Creating advanced models to test new treatments for malignant rhabdoid tumours

The challenge

Malignant rhabdoid tumours (MRT) are rare but aggressive tumours that occur in very young children. It is very hard to treat, with less than 40% of patients surviving overall.  Despite this , few new drugs have been introduced as more evidence is needed. In short, there is currently very little to offer the many children with MRT whose treatment fails. New treatments are urgently needed, but researchers also need better ways to research these treatments.

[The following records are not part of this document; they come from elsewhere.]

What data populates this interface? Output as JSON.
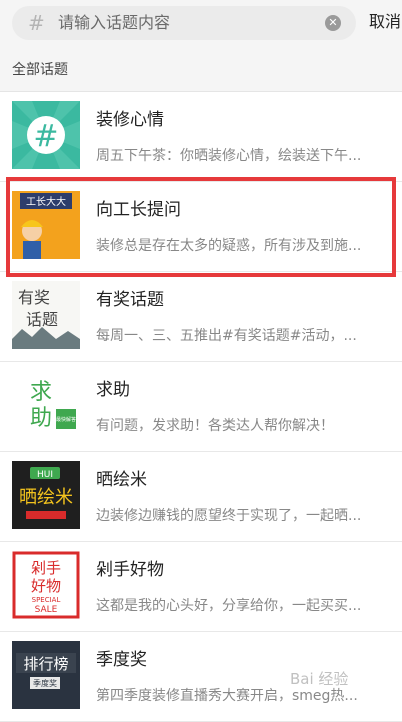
{
  "search": {
    "placeholder": "请输入话题内容",
    "cancel_label": "取消"
  },
  "section": {
    "label": "全部话题"
  },
  "topics": [
    {
      "title": "装修心情",
      "desc": "周五下午茶：你晒装修心情，绘装送下午...",
      "icon": "hash-icon"
    },
    {
      "title": "向工长提问",
      "desc": "装修总是存在太多的疑惑，所有涉及到施...",
      "icon": "foreman-icon"
    },
    {
      "title": "有奖话题",
      "desc": "每周一、三、五推出#有奖话题#活动，...",
      "icon": "prize-topic-icon"
    },
    {
      "title": "求助",
      "desc": "有问题，发求助！各类达人帮你解决！",
      "icon": "help-icon"
    },
    {
      "title": "晒绘米",
      "desc": "边装修边赚钱的愿望终于实现了，一起晒...",
      "icon": "huimi-icon"
    },
    {
      "title": "剁手好物",
      "desc": "这都是我的心头好，分享给你，一起买买...",
      "icon": "shopping-icon"
    },
    {
      "title": "季度奖",
      "desc": "第四季度装修直播秀大赛开启，smeg热...",
      "icon": "ranking-icon"
    }
  ],
  "thumb_text": {
    "foreman": "工长大大",
    "prize_a": "有奖",
    "prize_b": "话题",
    "help_a": "求",
    "help_b": "助",
    "help_badge": "最快解答",
    "huimi": "晒绘米",
    "hui": "HUI",
    "shop_a": "剁手",
    "shop_b": "好物",
    "shop_c": "SPECIAL",
    "shop_d": "SALE",
    "rank": "排行榜",
    "rank_sub": "季度奖"
  },
  "watermark": "Bai 经验",
  "colors": {
    "highlight": "#e6393b",
    "teal": "#3bb9a0",
    "orange": "#f3a21d",
    "green": "#3fa84f",
    "red": "#d92b2b"
  }
}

Scientists usually use patient-derived xenografts (PDXs) to study MRT. These are mice that have been implanted with tumours from real patients.  However, these models have limitations— the tumours aren’t always implanted in the same place as the original patient’s tumour, they do not always allow for live imaging to track how the tumour grows, and they do not always reflect the full diversity of disease seen in patients. In addition, researchers do not always use the same set of models, which makes it hard to compare drug testing results. 
 

The project

Dr Daniel Williamson aims to build a set of models specially designed to better predict which drugs should be effective for children with MRT. He has assembled an expert team of investigators at Newcastle University, which includes Dr Rebecca Hill and Professor Gareth Veal.  Together, they will create and evaluate their new models alongside a large collection of existing MRT models to ensure that the best option is used for future research. 

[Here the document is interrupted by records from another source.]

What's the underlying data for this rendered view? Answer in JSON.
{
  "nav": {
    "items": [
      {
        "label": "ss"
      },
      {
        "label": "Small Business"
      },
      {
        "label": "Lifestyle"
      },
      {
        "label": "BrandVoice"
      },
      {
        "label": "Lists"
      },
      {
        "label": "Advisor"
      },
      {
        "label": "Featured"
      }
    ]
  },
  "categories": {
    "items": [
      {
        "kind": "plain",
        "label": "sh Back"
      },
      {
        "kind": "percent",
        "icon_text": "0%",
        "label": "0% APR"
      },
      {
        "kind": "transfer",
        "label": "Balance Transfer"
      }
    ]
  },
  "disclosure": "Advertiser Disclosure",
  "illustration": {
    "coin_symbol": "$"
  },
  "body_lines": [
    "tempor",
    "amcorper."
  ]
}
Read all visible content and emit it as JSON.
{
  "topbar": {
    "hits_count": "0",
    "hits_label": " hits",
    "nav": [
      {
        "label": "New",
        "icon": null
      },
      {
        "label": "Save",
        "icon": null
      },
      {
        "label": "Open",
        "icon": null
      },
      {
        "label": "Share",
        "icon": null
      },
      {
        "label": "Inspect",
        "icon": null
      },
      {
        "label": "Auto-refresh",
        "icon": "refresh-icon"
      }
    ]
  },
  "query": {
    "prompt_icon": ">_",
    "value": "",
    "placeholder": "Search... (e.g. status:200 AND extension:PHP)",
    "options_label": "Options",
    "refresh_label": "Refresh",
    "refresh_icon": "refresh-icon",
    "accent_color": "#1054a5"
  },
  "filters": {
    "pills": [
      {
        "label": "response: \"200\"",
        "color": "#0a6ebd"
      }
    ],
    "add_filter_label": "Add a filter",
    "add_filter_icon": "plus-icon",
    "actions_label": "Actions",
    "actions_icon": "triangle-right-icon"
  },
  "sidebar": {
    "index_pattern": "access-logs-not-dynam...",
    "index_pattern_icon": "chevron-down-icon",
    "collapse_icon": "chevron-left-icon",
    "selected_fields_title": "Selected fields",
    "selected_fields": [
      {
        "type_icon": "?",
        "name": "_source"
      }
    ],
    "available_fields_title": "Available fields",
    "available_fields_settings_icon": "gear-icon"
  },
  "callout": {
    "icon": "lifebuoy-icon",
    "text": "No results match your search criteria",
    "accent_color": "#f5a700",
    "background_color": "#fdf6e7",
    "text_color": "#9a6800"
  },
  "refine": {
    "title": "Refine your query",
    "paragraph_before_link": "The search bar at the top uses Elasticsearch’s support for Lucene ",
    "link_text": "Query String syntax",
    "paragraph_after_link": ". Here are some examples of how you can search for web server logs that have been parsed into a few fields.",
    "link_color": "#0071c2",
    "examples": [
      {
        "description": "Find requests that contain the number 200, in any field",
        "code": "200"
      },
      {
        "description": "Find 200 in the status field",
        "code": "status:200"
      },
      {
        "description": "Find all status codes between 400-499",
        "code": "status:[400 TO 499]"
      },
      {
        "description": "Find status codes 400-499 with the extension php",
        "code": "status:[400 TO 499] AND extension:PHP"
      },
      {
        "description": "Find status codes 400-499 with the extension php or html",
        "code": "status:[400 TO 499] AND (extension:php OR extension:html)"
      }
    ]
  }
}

Once they have identified the best models, the researchers will use them to test new treatments for MRT. MRT is caused by the loss of a single gene, called SMARCB1. Reactivating this gene in MRT cells can make them stop growing excessively and behave like normal non-tumour cells. Dr Williamson’s team will test promising medicines that mimic the behaviour of SMARCB1 to see how they work and whether they could be used to improve existing treatments. 

The impact

The researchers’ findings could be integrated into ongoing international clinical trials which investigate MRT in the brain (for example SIOPe ATRT01) to bring results to patients as soon as possible. The researchers also plan to share their findings and models so that future scientists can test and compare drugs which might benefit children with MRT. Creating a standardised testing system for new drugs and identifying potential treatment targets will help develop better treatment options for patients.